Guidance on working with the NVIDIA GPU back-end

Hi all,

I’m primarily a hardware person but would like to do some compiler-architecture co-design research. Are there any good references for the NVPTX backend? I’d like to change that backend to have a limited number of physical registers rather than an unlimited number of virtual ones (for more realistic modeling in a uarch simulator).

Being able to do register allocation and other optimizations on the virtual ISA (PTX) would be incredibly useful to the research community.

Thanks in advance,


Unlimited number of registers in PTX ISA means there is no any meaningful register allocation at all. That is, it makes no sense trying to limit something, which does not exist. NVPTX is lowered further by ptxas into physical registers, but it is out of the scope of LLVM.

Kind regards,

  • Dmitry.

пн, 16 дек. 2019 г. в 17:29, CoffeeBeforeArch via llvm-dev <>:

Hi Dmitry,

Thanks for the response.

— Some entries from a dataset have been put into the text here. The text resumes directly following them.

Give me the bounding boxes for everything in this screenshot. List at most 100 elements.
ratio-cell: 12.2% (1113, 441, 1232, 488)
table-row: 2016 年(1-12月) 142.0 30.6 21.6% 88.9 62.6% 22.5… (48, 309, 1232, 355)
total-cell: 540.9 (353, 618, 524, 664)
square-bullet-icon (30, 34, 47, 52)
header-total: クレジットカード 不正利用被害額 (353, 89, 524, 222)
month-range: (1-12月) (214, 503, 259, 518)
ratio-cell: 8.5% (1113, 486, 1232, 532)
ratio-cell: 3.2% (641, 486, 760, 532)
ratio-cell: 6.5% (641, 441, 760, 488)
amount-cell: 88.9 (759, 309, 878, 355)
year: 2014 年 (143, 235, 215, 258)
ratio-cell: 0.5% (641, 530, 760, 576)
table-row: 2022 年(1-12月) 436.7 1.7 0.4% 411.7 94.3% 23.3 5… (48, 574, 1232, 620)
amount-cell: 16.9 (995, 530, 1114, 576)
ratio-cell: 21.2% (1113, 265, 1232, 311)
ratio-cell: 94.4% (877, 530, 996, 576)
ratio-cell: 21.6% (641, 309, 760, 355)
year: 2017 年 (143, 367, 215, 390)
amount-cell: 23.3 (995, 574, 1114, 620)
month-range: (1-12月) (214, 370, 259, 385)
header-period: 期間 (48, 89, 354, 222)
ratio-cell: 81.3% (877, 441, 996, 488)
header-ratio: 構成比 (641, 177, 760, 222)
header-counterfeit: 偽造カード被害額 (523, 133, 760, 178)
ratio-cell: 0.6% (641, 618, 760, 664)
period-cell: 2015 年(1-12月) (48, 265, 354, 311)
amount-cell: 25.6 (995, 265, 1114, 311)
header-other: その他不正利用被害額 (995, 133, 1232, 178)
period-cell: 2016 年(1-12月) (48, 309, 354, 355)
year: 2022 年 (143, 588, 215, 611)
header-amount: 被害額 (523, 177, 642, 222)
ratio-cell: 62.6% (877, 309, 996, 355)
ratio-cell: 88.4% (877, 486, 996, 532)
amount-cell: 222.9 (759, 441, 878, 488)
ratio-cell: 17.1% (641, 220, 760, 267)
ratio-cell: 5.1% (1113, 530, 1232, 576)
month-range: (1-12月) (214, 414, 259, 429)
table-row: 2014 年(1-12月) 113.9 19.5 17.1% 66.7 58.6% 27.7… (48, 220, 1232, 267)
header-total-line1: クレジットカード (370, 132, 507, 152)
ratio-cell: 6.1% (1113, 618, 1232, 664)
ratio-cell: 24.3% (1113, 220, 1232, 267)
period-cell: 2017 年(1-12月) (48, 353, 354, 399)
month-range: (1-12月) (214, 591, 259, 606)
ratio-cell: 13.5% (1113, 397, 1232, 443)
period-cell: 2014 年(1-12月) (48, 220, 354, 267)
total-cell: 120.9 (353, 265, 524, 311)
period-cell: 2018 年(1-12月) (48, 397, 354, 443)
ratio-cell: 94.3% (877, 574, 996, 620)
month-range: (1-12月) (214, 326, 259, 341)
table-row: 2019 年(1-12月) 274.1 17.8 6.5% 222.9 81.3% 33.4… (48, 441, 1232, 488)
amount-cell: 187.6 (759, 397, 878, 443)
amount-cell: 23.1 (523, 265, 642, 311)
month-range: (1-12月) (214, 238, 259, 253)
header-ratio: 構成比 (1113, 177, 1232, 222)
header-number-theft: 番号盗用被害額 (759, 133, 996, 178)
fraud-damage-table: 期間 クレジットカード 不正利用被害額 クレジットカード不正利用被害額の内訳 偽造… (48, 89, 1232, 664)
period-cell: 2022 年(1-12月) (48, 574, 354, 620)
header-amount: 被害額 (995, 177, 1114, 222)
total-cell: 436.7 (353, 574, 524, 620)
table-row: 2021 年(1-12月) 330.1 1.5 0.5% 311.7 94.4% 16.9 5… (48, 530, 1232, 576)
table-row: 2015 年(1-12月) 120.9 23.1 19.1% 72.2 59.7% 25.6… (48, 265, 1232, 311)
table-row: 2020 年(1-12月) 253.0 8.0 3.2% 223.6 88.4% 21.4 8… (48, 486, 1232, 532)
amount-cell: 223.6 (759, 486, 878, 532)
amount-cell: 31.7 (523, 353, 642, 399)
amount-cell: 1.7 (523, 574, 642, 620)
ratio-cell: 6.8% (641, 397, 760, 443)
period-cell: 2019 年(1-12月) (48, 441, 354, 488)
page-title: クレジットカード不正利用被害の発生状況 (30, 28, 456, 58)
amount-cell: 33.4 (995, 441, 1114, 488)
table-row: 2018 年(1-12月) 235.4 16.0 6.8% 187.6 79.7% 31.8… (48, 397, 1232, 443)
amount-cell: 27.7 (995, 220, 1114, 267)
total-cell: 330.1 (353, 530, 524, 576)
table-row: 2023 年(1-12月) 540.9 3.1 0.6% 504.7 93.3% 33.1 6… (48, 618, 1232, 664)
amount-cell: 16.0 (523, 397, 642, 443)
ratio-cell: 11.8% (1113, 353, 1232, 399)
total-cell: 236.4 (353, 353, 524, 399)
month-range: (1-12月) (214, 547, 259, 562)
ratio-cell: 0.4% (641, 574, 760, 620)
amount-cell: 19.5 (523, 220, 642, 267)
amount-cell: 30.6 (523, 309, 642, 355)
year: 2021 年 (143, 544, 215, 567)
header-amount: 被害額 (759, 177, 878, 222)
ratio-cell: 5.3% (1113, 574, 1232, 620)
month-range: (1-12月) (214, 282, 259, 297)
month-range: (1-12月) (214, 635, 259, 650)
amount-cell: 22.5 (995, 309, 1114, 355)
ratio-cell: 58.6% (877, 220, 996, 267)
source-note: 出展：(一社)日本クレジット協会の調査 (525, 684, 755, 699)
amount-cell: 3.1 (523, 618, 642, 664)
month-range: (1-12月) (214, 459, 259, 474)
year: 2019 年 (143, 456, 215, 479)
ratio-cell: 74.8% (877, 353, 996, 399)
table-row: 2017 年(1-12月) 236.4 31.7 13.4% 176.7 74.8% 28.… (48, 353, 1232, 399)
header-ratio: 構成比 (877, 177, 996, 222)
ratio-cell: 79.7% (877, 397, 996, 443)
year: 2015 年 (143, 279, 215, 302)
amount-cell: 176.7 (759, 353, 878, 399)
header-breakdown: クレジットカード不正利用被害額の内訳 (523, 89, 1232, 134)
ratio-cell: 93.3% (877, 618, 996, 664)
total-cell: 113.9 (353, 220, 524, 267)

I understand how the flow of PTX->SASS works, but what I’m looking for guidance on is any references/insights on what would be required to register-allocate PTX.

While this seems odd (and is for running on real hardware), simulators like GPGPU-Sim functionally execute PTX because it is fully documented, while the machine ISA, SASS, is not. This means that the code being used to evaluate new architectures by researchers lacks register allocation and even basic optimizations like hoisting loads.

Hopefully, that clears things up. Any thoughts on the best place to look to get started with that?

All the best,


Well, beyond the NVPTX user guide [1], information has to be retrieved directly from the Targets/nvptx code. There you will see the register numbering pretty much follows the SSA numbering. This would have to be coupled with the real register allocation code from any other backend.

Please note SASS also does scheduling, meaning that the register allocation alone might not serve the proper instruction placement for the real hardware.


пн, 16 дек. 2019 г. в 17:58, CoffeeBeforeArch via llvm-dev <>:

That’s what I figured. Hopefully, I can generate some PTX with register allocation and instruction scheduling similar to the SASS. That would really help with the correlation number of the simulator to hardware. Thanks for the help, Dmitry!